Hard string problems are rare nowadays.
+1, I've still only solved 1 problem in contest that required a "string algorithm" (1466G - Song of the Sirens), and it was a while after I got red. [*]
Still, it's nice to know a few so you don't end up completely stuck on a problem that requires them (and so you don't feel like there's a big gap in your knowledge).
[*] but of course, I'm not sure if there were any problems I should have solved along the way, but lacked the strings knowledge.
Here's the strings problem that appeared in the latest ICPC Regionals from my country (Asia-Kanpur 2019).
Would it be possible to solve this without any fancy strings algorithms?
Combine hashing with the idea that "if the total length of strings is limited with $$$L$$$, the number of different lengths among strings $$$\le \sqrt{2L}$$$" and you can be completely fine for quite a long time. However, at some point, you will understand that in some problems you basically do the same stuff as in, for example, suffix array, but with hashes. At this moment you will know that learning suffix structures is beneficial for you.
Before this magical moment, knowing how suffix structures work will not be as rewarding: even if you learn how they can be applied, solving problems (beyond educational ones) involving them during contests will be extra tough.
Still, learning simple stuff like prefix- or z- function is rewarding at any level.
If you don't mind, could you please elaborate on your statement: "if the total length of strings is limited with L, the number of different lengths among strings ≤√2L." I'm not sure what is meant by this.

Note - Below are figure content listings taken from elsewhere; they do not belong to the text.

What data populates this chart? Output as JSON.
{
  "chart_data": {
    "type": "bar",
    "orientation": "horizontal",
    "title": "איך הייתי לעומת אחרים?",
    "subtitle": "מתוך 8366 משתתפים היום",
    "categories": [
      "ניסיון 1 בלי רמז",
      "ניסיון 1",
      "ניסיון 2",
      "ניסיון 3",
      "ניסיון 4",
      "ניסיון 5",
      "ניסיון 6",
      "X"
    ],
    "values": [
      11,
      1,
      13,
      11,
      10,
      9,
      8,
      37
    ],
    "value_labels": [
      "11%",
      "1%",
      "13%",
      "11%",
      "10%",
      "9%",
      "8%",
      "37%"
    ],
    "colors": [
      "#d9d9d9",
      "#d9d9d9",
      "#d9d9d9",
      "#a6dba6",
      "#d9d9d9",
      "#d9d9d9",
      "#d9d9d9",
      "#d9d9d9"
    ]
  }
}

If in a problem you have $$$N$$$ strings, usually their total length is limited with some number $$$L$$$ (otherwise you will get like $$$10^5 \times 10^5$$$ characters in the input which is impossible). Then, if you can solve the problem in close-to-linear time for all strings of the same length, you can get something like $$$O(L\sqrt{L})$$$ solution which often can be squeezed in the time limit with a couple heuristics.
This idea helps when you have some string queries. If the intended solution requires, for example, suffix array, time limit that allows slow intended implementations to pass will often allow a fast hash-based implementation to squeeze in.
Got it, thanks!
To give you an example, https://mirror.codeforces.com/contest/547/problem/E.
Along with the suffix array solution, it has a simple hash-based solution involving the described idea.
Oh, I see. So because there are only sqrt(L) different lengths, we dont have to check all substrings — we can just check the sqrt(L) ones. Then we can just use prefix sums and calculate the answer.
Close enough. You cannot store prefix sums explicitly as it will lead to $$$O(NQ)$$$ complexity. You need to optimise it a little bit (think in binary search direction).
Eertree is a cool data structure that deals with palindromes (also called "Palindromic tree").
Usually, you won't need anything sophisticated like this (maybe for hard problems but still, it's rare), the most important string algorithms/data structures are the basic ones like hashing and trie, and maybe the more complicated (but still, not hard) Z-array and Manacher's algorithm.